The concept of customer service/experience in the context of policing initially seems bizarre. For business organizations, customer service is an important investment area because it is a critical element in customer attraction, satisfaction, and retention. Police departments do not have to worry about a citizen being dissatisfied with their police service interaction because they cannot solicit the services of a competing department.
There is a reason going to the DMV, for example, is such a miserable experience – one cannot simply select a different provider to renew a license plate. The DMV has no incentive to provide better service to its citizens because it suffers few repercussions for organizational dysfunction. Police departments occupy a similar space.
What risks flow from poor customer service in the police context, other than the well-publicized citizen’s risk of being killed by an officer of the law? For elected sheriff’s departments, there exists the potential consequence of being voted out in the next election. For regular police departments, the chief may be pressured to step down after a police killing with particularly poor optics.
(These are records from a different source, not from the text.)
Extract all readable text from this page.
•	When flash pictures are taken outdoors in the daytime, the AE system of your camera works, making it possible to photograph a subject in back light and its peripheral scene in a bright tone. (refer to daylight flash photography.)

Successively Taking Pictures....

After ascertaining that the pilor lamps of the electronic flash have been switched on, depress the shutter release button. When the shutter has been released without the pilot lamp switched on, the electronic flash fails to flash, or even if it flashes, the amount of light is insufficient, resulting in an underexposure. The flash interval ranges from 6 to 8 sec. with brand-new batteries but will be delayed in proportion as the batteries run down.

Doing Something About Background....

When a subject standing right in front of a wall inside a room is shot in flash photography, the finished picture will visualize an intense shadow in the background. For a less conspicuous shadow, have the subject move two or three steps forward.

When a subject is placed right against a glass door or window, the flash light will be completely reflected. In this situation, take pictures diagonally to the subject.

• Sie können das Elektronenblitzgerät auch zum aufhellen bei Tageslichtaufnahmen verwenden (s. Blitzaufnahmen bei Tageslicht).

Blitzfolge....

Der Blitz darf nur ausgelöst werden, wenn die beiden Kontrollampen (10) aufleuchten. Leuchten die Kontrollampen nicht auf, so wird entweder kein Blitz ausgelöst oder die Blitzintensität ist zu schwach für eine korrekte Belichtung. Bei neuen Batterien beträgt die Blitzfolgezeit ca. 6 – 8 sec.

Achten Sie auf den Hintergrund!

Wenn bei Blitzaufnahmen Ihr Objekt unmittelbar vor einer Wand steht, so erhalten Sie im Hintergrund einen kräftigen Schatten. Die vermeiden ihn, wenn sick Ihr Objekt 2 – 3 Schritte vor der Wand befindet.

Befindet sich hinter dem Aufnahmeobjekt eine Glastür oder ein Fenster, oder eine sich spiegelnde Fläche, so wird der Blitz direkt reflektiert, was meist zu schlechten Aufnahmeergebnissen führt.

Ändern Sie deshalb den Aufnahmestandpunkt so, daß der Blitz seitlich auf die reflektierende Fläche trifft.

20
Additionally, some officers may be convicted of murder instead of simply being acquitted, as observed in the landmark conviction of Derek Chauvin.
Police departments also have the incentive to make light public relations efforts that have the faintest veneer of reform but in effect maintain the status quo – and organizations of any stripe tend to prefer the status quo. This allows them to highlight active reform efforts while not actually addressing any of the severe problems in how policing is conducted in America.
“When you break it down, 97% of police interactions do not result in an arrest. Of the 2.8% that result in an arrest, 0.5% are violent crimes,” notes a press release from The DiJulius Group. “In 2020, CMPD had 514,000 interactions and 500,000 of them were non-life-threatening. That is where this work is focused.”
If police-citizen relations are to be framed within the context of customer service, however, they cannot be divorced from violent interactions. Police services primarily exist to protect the peace, not to wave cars through broken traffic lights or get cats down from trees. Every service interaction is a customer service interaction, including the ones where a citizen is shot by the police. Avoiding this area would be like management deciding to only focus on customer service calls where the employee doesn’t yell racial epithets at clients, when the company has a serious problem with call center employees yelling racial epithets at clients.
If customer service improvement at a police department does not incorporate the pivotal goal of reducing the frequency of death in police interactions, then public funds are targeting the wrong area.
That is obviously a more difficult and important problem to tackle, and includes immense challenges that span police culture, policies and training on use-of-force, militarization of police departments, and racial bias in police interactions. But as Teddy Roosevelt once said, “Nothing in the world is worth having or worth doing unless it means effort, pain, and difficulty.”